/3D-U-Net-Prostate-Segmentation

Implementation of the 3D U-Net model for segmentation of prostate structures

Primary LanguageJupyter Notebook

3D U-Net model for segmentation of prostate structures

In this project, I use the 3D U-Net model to segment prostate structures from the NCI-ISBI 2013 challenge dataset. Given a 3D MRI scan, the aim is to automatically annotate the peripheral zone (PZ) and central gland (CG) regions, as shown in Figure 1.

Figure 1: Segmentation of prostate structures: MRI scan (left) and its annotation (right), where the peripheral zone (PZ) is coloured dark gray, central gland (CG) bright gray, and the background black.

Dataset

# 3D scans Total # scan slices
Training set 60 1544
Validation set 10 261
Test set 10 271

Data pre-processing

In the pre-processing stage, I performed histogram equalisation on the input MR images, in order to increase image contrast. As shown in Figure 2, this technique redistributes pixel intensity values to achieve linear cumulative distribution function.

Figure 2: Example of the employed histogram equalisation.

Data augmentation

Following the 3D U-Net paper, besides random rotations, scalings, and gray value variations, I also performed a smooth dense deformation field augmentation (also known as elastic distortion/transformation). The same random deformation was applied to a voxel tile and its annotation, as shown in Figure 3.

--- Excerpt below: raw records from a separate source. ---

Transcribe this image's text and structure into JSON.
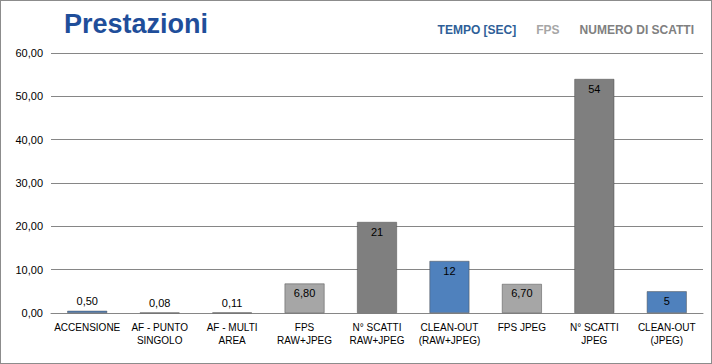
{
  "chart_data": {
    "type": "bar",
    "title": "Prestazioni",
    "categories": [
      "ACCENSIONE",
      "AF - PUNTO\nSINGOLO",
      "AF - MULTI\nAREA",
      "FPS\nRAW+JPEG",
      "N° SCATTI\nRAW+JPEG",
      "CLEAN-OUT\n(RAW+JPEG)",
      "FPS JPEG",
      "N° SCATTI\nJPEG",
      "CLEAN-OUT\n(JPEG)"
    ],
    "series": [
      {
        "name": "TEMPO [SEC]",
        "color": "#4f81bd",
        "values": [
          0.5,
          0.08,
          0.11,
          null,
          null,
          12,
          null,
          null,
          5
        ],
        "value_labels": [
          "0,50",
          "0,08",
          "0,11",
          null,
          null,
          "12",
          null,
          null,
          "5"
        ]
      },
      {
        "name": "FPS",
        "color": "#a6a6a6",
        "values": [
          null,
          null,
          null,
          6.8,
          null,
          null,
          6.7,
          null,
          null
        ],
        "value_labels": [
          null,
          null,
          null,
          "6,80",
          null,
          null,
          "6,70",
          null,
          null
        ]
      },
      {
        "name": "NUMERO DI SCATTI",
        "color": "#7f7f7f",
        "values": [
          null,
          null,
          null,
          null,
          21,
          null,
          null,
          54,
          null
        ],
        "value_labels": [
          null,
          null,
          null,
          null,
          "21",
          null,
          null,
          "54",
          null
        ]
      }
    ],
    "ylim": [
      0,
      60
    ],
    "yticks": [
      {
        "value": 0,
        "label": "0,00"
      },
      {
        "value": 10,
        "label": "10,00"
      },
      {
        "value": 20,
        "label": "20,00"
      },
      {
        "value": 30,
        "label": "30,00"
      },
      {
        "value": 40,
        "label": "40,00"
      },
      {
        "value": 50,
        "label": "50,00"
      },
      {
        "value": 60,
        "label": "60,00"
      }
    ],
    "grid": true,
    "legend": "top-right",
    "data_labels": true
  }
}
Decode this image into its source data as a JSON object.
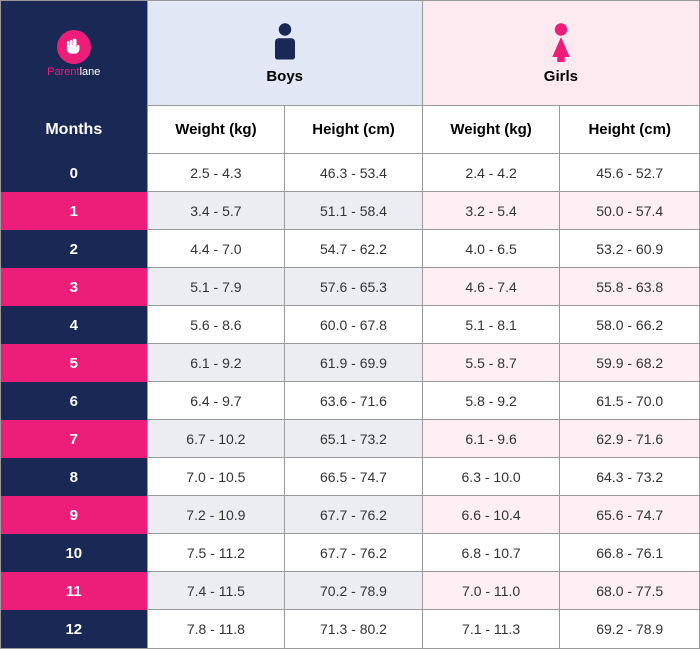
{
  "brand": {
    "part1": "Parent",
    "part2": "lane"
  },
  "headers": {
    "boys": "Boys",
    "girls": "Girls",
    "months": "Months",
    "weight": "Weight (kg)",
    "height": "Height (cm)"
  },
  "styling": {
    "navy": "#1a2855",
    "magenta": "#ed1e79",
    "boys_header_bg": "#e2e7f5",
    "girls_header_bg": "#fdeaf1",
    "boy_alt_row": "#ecedf2",
    "girl_alt_row": "#fdeff3",
    "white": "#ffffff",
    "border": "#999999",
    "month_label_fontsize": 15,
    "data_fontsize": 14,
    "header_fontsize": 15
  },
  "table": {
    "type": "table",
    "columns": [
      "Month",
      "Boys Weight (kg)",
      "Boys Height (cm)",
      "Girls Weight (kg)",
      "Girls Height (cm)"
    ],
    "rows": [
      {
        "month": "0",
        "bw": "2.5 - 4.3",
        "bh": "46.3 - 53.4",
        "gw": "2.4 - 4.2",
        "gh": "45.6 - 52.7"
      },
      {
        "month": "1",
        "bw": "3.4 - 5.7",
        "bh": "51.1 - 58.4",
        "gw": "3.2 - 5.4",
        "gh": "50.0 - 57.4"
      },
      {
        "month": "2",
        "bw": "4.4 - 7.0",
        "bh": "54.7 - 62.2",
        "gw": "4.0 - 6.5",
        "gh": "53.2 - 60.9"
      },
      {
        "month": "3",
        "bw": "5.1 - 7.9",
        "bh": "57.6 - 65.3",
        "gw": "4.6 - 7.4",
        "gh": "55.8 - 63.8"
      },
      {
        "month": "4",
        "bw": "5.6 - 8.6",
        "bh": "60.0 - 67.8",
        "gw": "5.1 - 8.1",
        "gh": "58.0 - 66.2"
      },
      {
        "month": "5",
        "bw": "6.1 - 9.2",
        "bh": "61.9 - 69.9",
        "gw": "5.5 - 8.7",
        "gh": "59.9 - 68.2"
      },
      {
        "month": "6",
        "bw": "6.4 - 9.7",
        "bh": "63.6 - 71.6",
        "gw": "5.8 - 9.2",
        "gh": "61.5 - 70.0"
      },
      {
        "month": "7",
        "bw": "6.7 - 10.2",
        "bh": "65.1 - 73.2",
        "gw": "6.1 - 9.6",
        "gh": "62.9 - 71.6"
      },
      {
        "month": "8",
        "bw": "7.0 - 10.5",
        "bh": "66.5 - 74.7",
        "gw": "6.3 - 10.0",
        "gh": "64.3 - 73.2"
      },
      {
        "month": "9",
        "bw": "7.2 - 10.9",
        "bh": "67.7 - 76.2",
        "gw": "6.6 - 10.4",
        "gh": "65.6 - 74.7"
      },
      {
        "month": "10",
        "bw": "7.5 - 11.2",
        "bh": "67.7 - 76.2",
        "gw": "6.8 - 10.7",
        "gh": "66.8 - 76.1"
      },
      {
        "month": "11",
        "bw": "7.4 - 11.5",
        "bh": "70.2 - 78.9",
        "gw": "7.0 - 11.0",
        "gh": "68.0 - 77.5"
      },
      {
        "month": "12",
        "bw": "7.8 - 11.8",
        "bh": "71.3 - 80.2",
        "gw": "7.1 - 11.3",
        "gh": "69.2 - 78.9"
      }
    ]
  }
}
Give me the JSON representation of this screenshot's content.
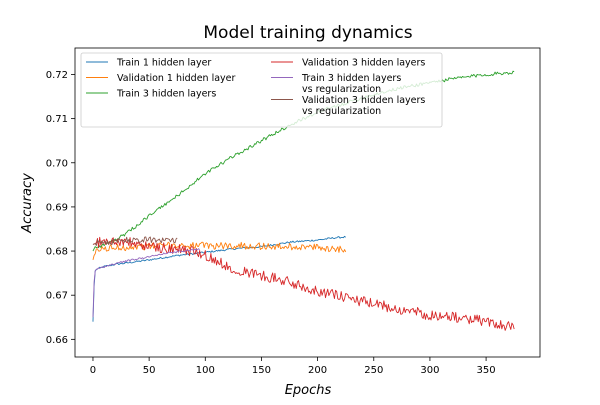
{
  "chart_data": {
    "type": "line",
    "title": "Model training dynamics",
    "xlabel": "Epochs",
    "ylabel": "Accuracy",
    "xlim": [
      -16,
      398
    ],
    "ylim": [
      0.656,
      0.726
    ],
    "xticks": [
      0,
      50,
      100,
      150,
      200,
      250,
      300,
      350
    ],
    "yticks": [
      0.66,
      0.67,
      0.68,
      0.69,
      0.7,
      0.71,
      0.72
    ],
    "ytick_labels": [
      "0.66",
      "0.67",
      "0.68",
      "0.69",
      "0.70",
      "0.71",
      "0.72"
    ],
    "grid": false,
    "legend_position": "upper-left, two columns",
    "series": [
      {
        "name": "Train 1 hidden layer",
        "color": "#1f77b4",
        "x": [
          0,
          1,
          2,
          4,
          7,
          10,
          20,
          30,
          50,
          75,
          100,
          125,
          150,
          175,
          200,
          215,
          225
        ],
        "y": [
          0.664,
          0.672,
          0.6755,
          0.676,
          0.6762,
          0.6765,
          0.677,
          0.6773,
          0.678,
          0.679,
          0.6797,
          0.6805,
          0.681,
          0.682,
          0.6825,
          0.683,
          0.6832
        ],
        "noise": 0.0002
      },
      {
        "name": "Validation 1 hidden layer",
        "color": "#ff7f0e",
        "x": [
          0,
          1,
          3,
          6,
          10,
          20,
          40,
          60,
          80,
          100,
          120,
          140,
          160,
          180,
          200,
          215,
          225
        ],
        "y": [
          0.678,
          0.679,
          0.6798,
          0.6803,
          0.6805,
          0.6808,
          0.681,
          0.6812,
          0.6813,
          0.6812,
          0.6812,
          0.6812,
          0.681,
          0.681,
          0.6808,
          0.6805,
          0.6805
        ],
        "noise": 0.0008
      },
      {
        "name": "Train 3 hidden layers",
        "color": "#2ca02c",
        "x": [
          0,
          2,
          5,
          10,
          20,
          30,
          50,
          75,
          100,
          125,
          150,
          175,
          200,
          225,
          250,
          275,
          300,
          325,
          350,
          375
        ],
        "y": [
          0.68,
          0.681,
          0.681,
          0.6815,
          0.6825,
          0.684,
          0.688,
          0.6925,
          0.6975,
          0.7015,
          0.705,
          0.7085,
          0.7115,
          0.7135,
          0.7155,
          0.717,
          0.7182,
          0.7192,
          0.72,
          0.7205
        ],
        "noise": 0.0004
      },
      {
        "name": "Validation 3 hidden layers",
        "color": "#d62728",
        "x": [
          0,
          5,
          10,
          20,
          30,
          40,
          50,
          60,
          70,
          80,
          90,
          100,
          110,
          120,
          140,
          160,
          180,
          200,
          220,
          240,
          260,
          280,
          300,
          320,
          340,
          360,
          375
        ],
        "y": [
          0.6815,
          0.682,
          0.6822,
          0.6822,
          0.682,
          0.6815,
          0.681,
          0.6808,
          0.6805,
          0.6802,
          0.68,
          0.679,
          0.6778,
          0.6765,
          0.675,
          0.674,
          0.6725,
          0.671,
          0.6698,
          0.6685,
          0.6675,
          0.6665,
          0.6655,
          0.665,
          0.6645,
          0.6635,
          0.6628
        ],
        "noise": 0.0012
      },
      {
        "name": "Train 3 hidden layers\nvs regularization",
        "color": "#9467bd",
        "x": [
          0,
          1,
          2,
          4,
          8,
          15,
          25,
          35,
          45,
          55,
          65,
          75,
          85,
          95
        ],
        "y": [
          0.665,
          0.673,
          0.6755,
          0.676,
          0.6763,
          0.6768,
          0.6775,
          0.678,
          0.6785,
          0.679,
          0.6795,
          0.6798,
          0.6802,
          0.6805
        ],
        "noise": 0.0002
      },
      {
        "name": "Validation 3 hidden layers\nvs regularization",
        "color": "#8c564b",
        "x": [
          0,
          3,
          6,
          10,
          20,
          30,
          40,
          50,
          60,
          70,
          75
        ],
        "y": [
          0.6815,
          0.6818,
          0.682,
          0.682,
          0.6822,
          0.6825,
          0.6826,
          0.6826,
          0.6825,
          0.6825,
          0.6825
        ],
        "noise": 0.0007
      }
    ]
  }
}
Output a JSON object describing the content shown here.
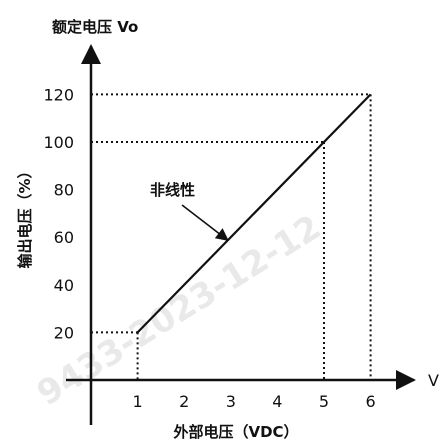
{
  "chart_data": {
    "type": "line",
    "title": "",
    "ylabel": "额定电压 Vo",
    "ylabel_side": "输出电压（%）",
    "xlabel": "外部电压（VDC）",
    "x_axis_end_label": "V",
    "x_ticks": [
      1,
      2,
      3,
      4,
      5,
      6
    ],
    "y_ticks": [
      20,
      40,
      60,
      80,
      100,
      120
    ],
    "xlim": [
      0,
      6.8
    ],
    "ylim": [
      0,
      135
    ],
    "series": [
      {
        "x": [
          1,
          6
        ],
        "y": [
          20,
          120
        ]
      }
    ],
    "guides": [
      {
        "x": 1,
        "y": 20
      },
      {
        "x": 5,
        "y": 100
      },
      {
        "x": 6,
        "y": 120
      }
    ],
    "annotation": {
      "text": "非线性",
      "points_to": {
        "x": 3,
        "y": 60
      }
    },
    "watermark": "9433-2023-12-12",
    "colors": {
      "axis": "#111111",
      "line": "#111111",
      "guide": "#111111",
      "watermark": "#e6e6e6"
    }
  }
}
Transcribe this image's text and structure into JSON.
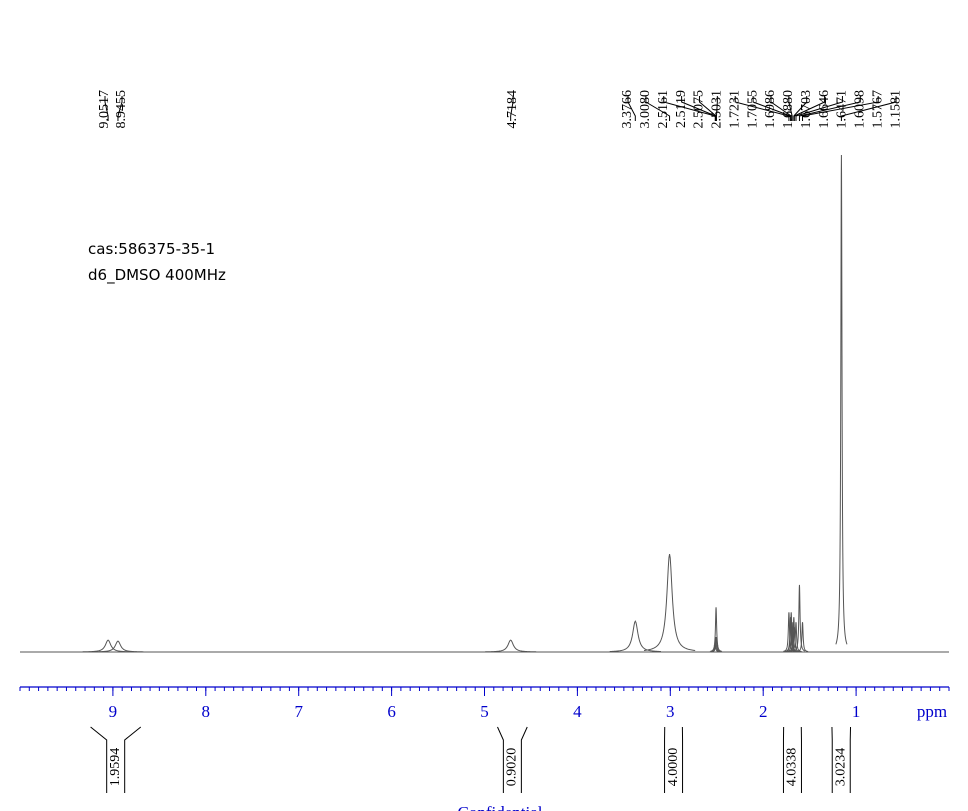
{
  "chart_data": {
    "type": "spectrum",
    "annotations": [
      "cas:586375-35-1",
      "d6_DMSO 400MHz"
    ],
    "x_label": "ppm",
    "footer": "Confidential",
    "x": [
      9.0517,
      8.9455,
      4.7184,
      3.3766,
      3.008,
      2.5161,
      2.5119,
      2.5075,
      2.5031,
      1.7231,
      1.7055,
      1.6986,
      1.688,
      1.6703,
      1.6646,
      1.6471,
      1.6098,
      1.5767,
      1.1581
    ],
    "x_labels": [
      "9.0517",
      "8.9455",
      "4.7184",
      "3.3766",
      "3.0080",
      "2.5161",
      "2.5119",
      "2.5075",
      "2.5031",
      "1.7231",
      "1.7055",
      "1.6986",
      "1.6880",
      "1.6703",
      "1.6646",
      "1.6471",
      "1.6098",
      "1.5767",
      "1.1581"
    ],
    "values": [
      2.4,
      2.2,
      2.4,
      6.2,
      19.7,
      1.5,
      3,
      9,
      3,
      8,
      7,
      8,
      6,
      7,
      5,
      6,
      13.5,
      6,
      100
    ],
    "ylim": [
      0,
      100
    ],
    "xlim": [
      10,
      0
    ],
    "xticks": [
      9,
      8,
      7,
      6,
      5,
      4,
      3,
      2,
      1
    ],
    "minor_tick_step": 0.1,
    "integral_ranges": [
      [
        9.24,
        8.7
      ],
      [
        4.86,
        4.54
      ],
      [
        3.06,
        2.87
      ],
      [
        1.78,
        1.59
      ],
      [
        1.26,
        1.06
      ]
    ],
    "integral_values": [
      1.9594,
      0.902,
      4,
      4.0338,
      3.0234
    ],
    "integral_labels": [
      "1.9594",
      "0.9020",
      "4.0000",
      "4.0338",
      "3.0234"
    ],
    "color": "#555555",
    "axis_color": "#0000cc"
  }
}
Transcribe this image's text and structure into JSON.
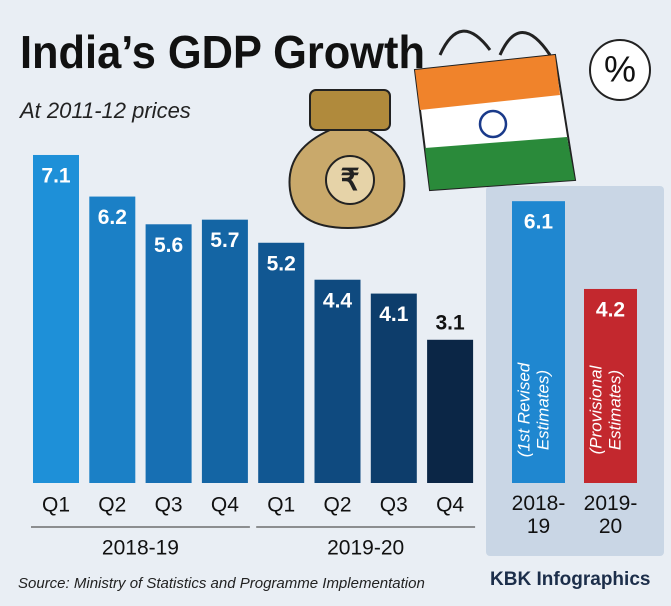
{
  "chart_data": [
    {
      "type": "bar",
      "title": "India’s GDP Growth",
      "subtitle": "At 2011-12 prices",
      "categories": [
        "Q1",
        "Q2",
        "Q3",
        "Q4",
        "Q1",
        "Q2",
        "Q3",
        "Q4"
      ],
      "groups": [
        {
          "name": "2018-19",
          "size": 4
        },
        {
          "name": "2019-20",
          "size": 4
        }
      ],
      "values": [
        7.1,
        6.2,
        5.6,
        5.7,
        5.2,
        4.4,
        4.1,
        3.1
      ],
      "colors": [
        "#1e90d8",
        "#1b80c6",
        "#176fb3",
        "#1465a4",
        "#115792",
        "#0f4a7f",
        "#0d3d6b",
        "#0b2646"
      ]
    },
    {
      "type": "bar",
      "categories": [
        "2018-19",
        "2019-20"
      ],
      "values": [
        6.1,
        4.2
      ],
      "notes": [
        "(1st Revised Estimates)",
        "(Provisional Estimates)"
      ],
      "colors": [
        "#1f87d0",
        "#c3282e"
      ]
    }
  ],
  "badge": "%",
  "source": "Source: Ministry of Statistics and Programme Implementation",
  "brand": "KBK Infographics"
}
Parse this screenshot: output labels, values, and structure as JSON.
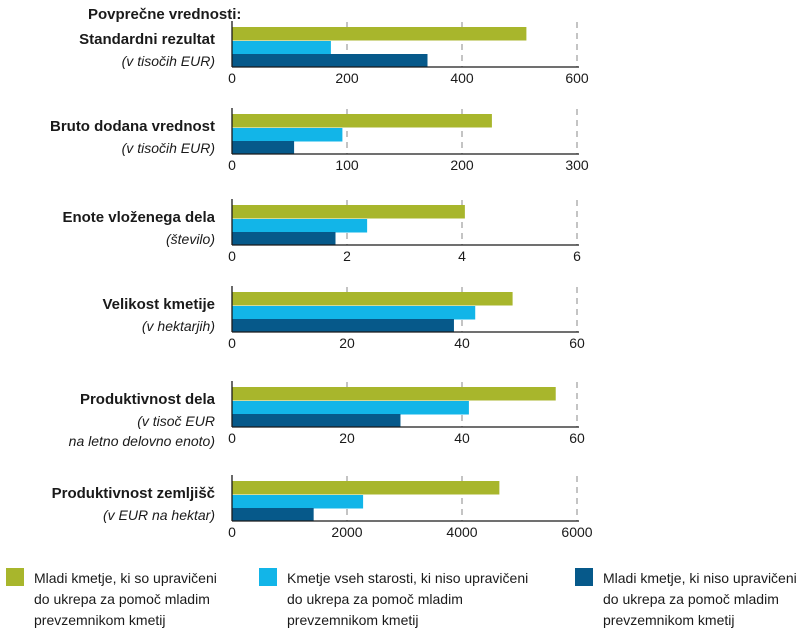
{
  "chart_data": {
    "type": "bar",
    "orientation": "horizontal",
    "header": "Povprečne vrednosti:",
    "series": [
      {
        "name": "Mladi kmetje, ki so upravičeni do ukrepa za pomoč mladim prevzemnikom kmetij",
        "color": "#a8b62c",
        "legend_lines": [
          "Mladi kmetje, ki so upravičeni",
          "do ukrepa za pomoč mladim",
          "prevzemnikom kmetij"
        ]
      },
      {
        "name": "Kmetje vseh starosti, ki niso upravičeni do ukrepa za pomoč mladim prevzemnikom kmetij",
        "color": "#12b5e8",
        "legend_lines": [
          "Kmetje vseh starosti, ki niso upravičeni",
          "do ukrepa za pomoč mladim",
          "prevzemnikom kmetij"
        ]
      },
      {
        "name": "Mladi kmetje, ki niso upravičeni do ukrepa za pomoč mladim prevzemnikom kmetij",
        "color": "#06598a",
        "legend_lines": [
          "Mladi kmetje, ki niso upravičeni",
          "do ukrepa za pomoč mladim",
          "prevzemnikom kmetij"
        ]
      }
    ],
    "panels": [
      {
        "title": "Standardni rezultat",
        "subtitle": [
          "(v tisočih EUR)"
        ],
        "xlim": [
          0,
          600
        ],
        "ticks": [
          0,
          200,
          400,
          600
        ],
        "tick_labels": [
          "0",
          "200",
          "400",
          "600"
        ],
        "values": [
          512,
          172,
          340
        ]
      },
      {
        "title": "Bruto dodana vrednost",
        "subtitle": [
          "(v tisočih EUR)"
        ],
        "xlim": [
          0,
          300
        ],
        "ticks": [
          0,
          100,
          200,
          300
        ],
        "tick_labels": [
          "0",
          "100",
          "200",
          "300"
        ],
        "values": [
          226,
          96,
          54
        ]
      },
      {
        "title": "Enote vloženega dela",
        "subtitle": [
          "(število)"
        ],
        "xlim": [
          0,
          6
        ],
        "ticks": [
          0,
          2,
          4,
          6
        ],
        "tick_labels": [
          "0",
          "2",
          "4",
          "6"
        ],
        "values": [
          4.05,
          2.35,
          1.8
        ]
      },
      {
        "title": "Velikost kmetije",
        "subtitle": [
          "(v hektarjih)"
        ],
        "xlim": [
          0,
          60
        ],
        "ticks": [
          0,
          20,
          40,
          60
        ],
        "tick_labels": [
          "0",
          "20",
          "40",
          "60"
        ],
        "values": [
          48.8,
          42.3,
          38.6
        ]
      },
      {
        "title": "Produktivnost dela",
        "subtitle": [
          "(v tisoč EUR",
          "na letno delovno enoto)"
        ],
        "xlim": [
          0,
          60
        ],
        "ticks": [
          0,
          20,
          40,
          60
        ],
        "tick_labels": [
          "0",
          "20",
          "40",
          "60"
        ],
        "values": [
          56.3,
          41.2,
          29.3
        ]
      },
      {
        "title": "Produktivnost zemljišč",
        "subtitle": [
          "(v EUR na hektar)"
        ],
        "xlim": [
          0,
          6000
        ],
        "ticks": [
          0,
          2000,
          4000,
          6000
        ],
        "tick_labels": [
          "0",
          "2000",
          "4000",
          "6000"
        ],
        "values": [
          4650,
          2280,
          1420
        ]
      }
    ]
  }
}
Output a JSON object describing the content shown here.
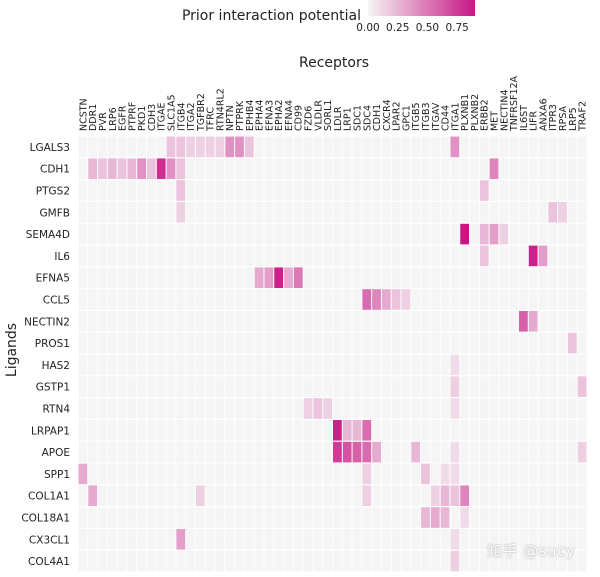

All data augmentations were performed in the pre-processing stage as it allowed faster training, although at the expense of higher memory requirements (when compared to the augmentation on-the-fly).

Figure 3: Example of elastic deformation used for data augmentation.

Results

The best and the worst predictions are shown in Figures 4 and 5 respectively.

Figure 4: The test scan with the highest score (in terms of Intersection Over Union), i.e. the best prediction.

Figure 5: The test scan with the lowest score (in terms of Intersection Over Union), i.e. the worst prediction.